Michael used his last burst of energy to bite into Paul’s wrist and drink his blood like a keg of beer. He paid no mind to the Reverend’s agonizing wails. Instead the vampire drank like a desert traveler dying of thirst. The cool coppery blood felt good on his aching throat. His stomach was soothed from the excessive vomiting. His hands began to heal until their wounds were closed over. The orgasmic dinner was over quicker than it started, so both Michael and Paul plopped on the cold stone floor unconscious.

After feeling refreshed from this thirty minute power nap, Paul began to open his bloodshot eyes. His pain was soothed. His wrist wound had healed over. He even pressed his thumb against his teeth to see if he had vampire fangs.
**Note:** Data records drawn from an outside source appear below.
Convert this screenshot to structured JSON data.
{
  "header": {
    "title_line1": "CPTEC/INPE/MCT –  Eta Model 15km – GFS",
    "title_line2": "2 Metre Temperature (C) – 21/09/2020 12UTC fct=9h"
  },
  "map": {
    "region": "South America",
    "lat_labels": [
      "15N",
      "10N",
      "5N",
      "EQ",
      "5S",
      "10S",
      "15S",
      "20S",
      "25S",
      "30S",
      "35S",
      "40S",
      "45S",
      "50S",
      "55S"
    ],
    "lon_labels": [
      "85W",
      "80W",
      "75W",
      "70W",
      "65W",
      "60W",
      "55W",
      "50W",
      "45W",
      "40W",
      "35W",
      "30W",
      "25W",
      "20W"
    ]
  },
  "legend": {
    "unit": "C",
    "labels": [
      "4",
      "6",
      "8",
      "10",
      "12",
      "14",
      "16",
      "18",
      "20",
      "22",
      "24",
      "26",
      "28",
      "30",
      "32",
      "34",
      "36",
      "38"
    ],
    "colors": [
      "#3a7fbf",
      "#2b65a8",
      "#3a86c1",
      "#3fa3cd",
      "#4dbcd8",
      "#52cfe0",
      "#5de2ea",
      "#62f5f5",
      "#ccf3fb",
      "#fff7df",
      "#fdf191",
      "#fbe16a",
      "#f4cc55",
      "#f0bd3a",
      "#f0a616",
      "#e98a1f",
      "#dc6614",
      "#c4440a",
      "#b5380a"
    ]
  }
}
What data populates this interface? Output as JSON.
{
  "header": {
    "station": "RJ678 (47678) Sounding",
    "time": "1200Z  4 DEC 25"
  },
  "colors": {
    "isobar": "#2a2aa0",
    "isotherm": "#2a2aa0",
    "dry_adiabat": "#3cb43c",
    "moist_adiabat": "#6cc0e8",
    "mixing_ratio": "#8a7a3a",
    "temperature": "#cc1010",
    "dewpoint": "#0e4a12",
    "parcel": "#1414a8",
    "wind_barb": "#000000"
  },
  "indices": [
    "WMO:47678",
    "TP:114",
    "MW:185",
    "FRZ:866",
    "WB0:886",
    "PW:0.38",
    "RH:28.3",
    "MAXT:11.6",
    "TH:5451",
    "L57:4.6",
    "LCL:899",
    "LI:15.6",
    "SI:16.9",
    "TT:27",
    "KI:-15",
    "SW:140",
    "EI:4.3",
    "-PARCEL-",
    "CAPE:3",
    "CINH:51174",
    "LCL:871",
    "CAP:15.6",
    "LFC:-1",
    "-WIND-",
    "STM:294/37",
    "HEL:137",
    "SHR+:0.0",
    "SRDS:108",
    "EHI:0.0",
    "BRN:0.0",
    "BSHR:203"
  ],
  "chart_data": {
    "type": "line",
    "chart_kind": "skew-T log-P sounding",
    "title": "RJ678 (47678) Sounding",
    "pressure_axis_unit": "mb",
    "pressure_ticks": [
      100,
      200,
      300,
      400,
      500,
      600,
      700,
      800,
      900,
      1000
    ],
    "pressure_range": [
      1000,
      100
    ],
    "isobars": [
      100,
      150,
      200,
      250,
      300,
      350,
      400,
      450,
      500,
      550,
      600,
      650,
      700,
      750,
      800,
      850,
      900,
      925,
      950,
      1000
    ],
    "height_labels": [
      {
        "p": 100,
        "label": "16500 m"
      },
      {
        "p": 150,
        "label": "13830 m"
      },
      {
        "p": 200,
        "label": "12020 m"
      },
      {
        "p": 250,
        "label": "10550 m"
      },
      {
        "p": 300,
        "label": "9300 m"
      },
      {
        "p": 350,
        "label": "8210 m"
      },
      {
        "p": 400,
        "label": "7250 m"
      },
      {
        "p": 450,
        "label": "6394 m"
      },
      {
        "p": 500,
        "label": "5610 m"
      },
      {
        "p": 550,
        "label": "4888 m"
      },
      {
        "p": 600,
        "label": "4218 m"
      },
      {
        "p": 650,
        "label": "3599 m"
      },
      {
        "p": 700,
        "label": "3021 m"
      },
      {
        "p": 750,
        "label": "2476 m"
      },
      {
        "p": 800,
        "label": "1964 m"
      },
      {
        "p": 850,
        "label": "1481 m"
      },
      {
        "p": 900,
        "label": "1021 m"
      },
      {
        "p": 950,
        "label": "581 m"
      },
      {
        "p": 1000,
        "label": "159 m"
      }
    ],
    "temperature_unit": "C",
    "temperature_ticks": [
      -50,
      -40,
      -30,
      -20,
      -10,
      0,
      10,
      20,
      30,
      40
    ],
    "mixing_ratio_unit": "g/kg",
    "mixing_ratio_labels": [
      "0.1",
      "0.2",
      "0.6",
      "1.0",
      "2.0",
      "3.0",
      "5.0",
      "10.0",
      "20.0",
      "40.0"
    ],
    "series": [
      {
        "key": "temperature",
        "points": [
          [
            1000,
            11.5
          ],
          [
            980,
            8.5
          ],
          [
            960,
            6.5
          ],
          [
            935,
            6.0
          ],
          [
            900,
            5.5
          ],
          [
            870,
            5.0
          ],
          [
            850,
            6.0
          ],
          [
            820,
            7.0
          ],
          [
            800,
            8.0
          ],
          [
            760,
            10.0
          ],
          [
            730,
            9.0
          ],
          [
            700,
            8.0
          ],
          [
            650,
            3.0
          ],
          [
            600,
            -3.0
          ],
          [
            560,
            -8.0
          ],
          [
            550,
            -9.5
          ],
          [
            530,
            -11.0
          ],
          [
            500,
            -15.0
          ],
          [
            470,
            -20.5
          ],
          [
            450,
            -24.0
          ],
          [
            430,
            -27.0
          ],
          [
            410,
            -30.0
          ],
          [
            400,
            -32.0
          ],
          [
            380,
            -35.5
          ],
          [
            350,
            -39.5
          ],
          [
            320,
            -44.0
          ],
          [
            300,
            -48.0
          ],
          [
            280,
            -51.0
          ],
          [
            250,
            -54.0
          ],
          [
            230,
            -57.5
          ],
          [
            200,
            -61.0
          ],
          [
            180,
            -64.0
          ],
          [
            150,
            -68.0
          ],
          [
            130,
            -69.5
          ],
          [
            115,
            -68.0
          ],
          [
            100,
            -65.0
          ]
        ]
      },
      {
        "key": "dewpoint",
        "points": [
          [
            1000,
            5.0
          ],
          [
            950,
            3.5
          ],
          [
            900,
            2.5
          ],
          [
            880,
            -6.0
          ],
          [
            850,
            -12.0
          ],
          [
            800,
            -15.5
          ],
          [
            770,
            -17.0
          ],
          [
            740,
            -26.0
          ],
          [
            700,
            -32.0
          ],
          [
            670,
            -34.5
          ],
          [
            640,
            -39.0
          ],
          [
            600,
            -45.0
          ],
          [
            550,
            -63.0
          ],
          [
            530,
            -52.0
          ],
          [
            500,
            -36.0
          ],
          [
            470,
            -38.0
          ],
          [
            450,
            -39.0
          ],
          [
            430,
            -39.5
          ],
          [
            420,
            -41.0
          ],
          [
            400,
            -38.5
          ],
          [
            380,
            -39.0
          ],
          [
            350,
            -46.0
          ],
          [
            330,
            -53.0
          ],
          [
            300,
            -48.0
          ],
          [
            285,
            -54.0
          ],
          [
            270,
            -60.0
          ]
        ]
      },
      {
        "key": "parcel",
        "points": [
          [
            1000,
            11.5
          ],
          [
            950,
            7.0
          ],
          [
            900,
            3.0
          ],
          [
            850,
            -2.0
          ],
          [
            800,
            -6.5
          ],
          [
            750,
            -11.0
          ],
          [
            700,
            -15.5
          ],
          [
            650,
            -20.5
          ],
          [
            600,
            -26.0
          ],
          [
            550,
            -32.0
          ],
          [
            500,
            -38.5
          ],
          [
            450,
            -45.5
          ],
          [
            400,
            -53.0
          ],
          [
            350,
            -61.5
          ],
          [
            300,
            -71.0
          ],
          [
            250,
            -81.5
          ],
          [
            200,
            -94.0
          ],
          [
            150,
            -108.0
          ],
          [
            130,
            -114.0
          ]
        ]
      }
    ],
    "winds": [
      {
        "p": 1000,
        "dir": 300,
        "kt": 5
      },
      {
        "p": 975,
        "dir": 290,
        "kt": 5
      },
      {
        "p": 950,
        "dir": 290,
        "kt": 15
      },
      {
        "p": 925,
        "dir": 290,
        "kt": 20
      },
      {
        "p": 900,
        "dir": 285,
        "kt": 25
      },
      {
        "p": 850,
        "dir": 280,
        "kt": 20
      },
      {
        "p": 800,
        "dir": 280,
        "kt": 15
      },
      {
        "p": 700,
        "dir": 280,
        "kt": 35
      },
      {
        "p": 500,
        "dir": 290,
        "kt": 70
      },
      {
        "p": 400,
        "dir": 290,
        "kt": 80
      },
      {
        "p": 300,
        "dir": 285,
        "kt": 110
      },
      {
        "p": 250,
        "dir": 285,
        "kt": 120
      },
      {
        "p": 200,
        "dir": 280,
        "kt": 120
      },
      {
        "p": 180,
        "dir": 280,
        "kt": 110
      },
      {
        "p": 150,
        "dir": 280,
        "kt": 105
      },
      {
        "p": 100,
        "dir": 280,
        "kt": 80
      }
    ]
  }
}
They were so sharp that they drew a tiny drop of blood from his thumb.

Paul was laughing like a lunatic as he slowly rose to his feet. He held his hands out Jesus-style and spun around in happiness. He dropped to his knees, still laughing, still wide-eyed, and still grinning like a monster. “It finally happened! Satan will be so proud of me when he sees my new powers! I shall live forever in your grace, fiery one!”

“You want fire? You got it!” said a familiar voice. The shadowy figure opened the front door and stood behind it to protect himself from the glaring sunlight. Paul yelled, “No!” in classic cinematic fashion as the sunlight set him ablaze and reduced his body to a crispy black corpse. He was screaming, shaking, and spinning around during his execution. He wanted to join Satan in hell and now he had his wish.


The door was slammed shut and the church was dark once again. The instigator, Michael Finn, stood over the burned carcass and said, “I told you being a vampire sucked. Church has been cancelled, you sick prick!”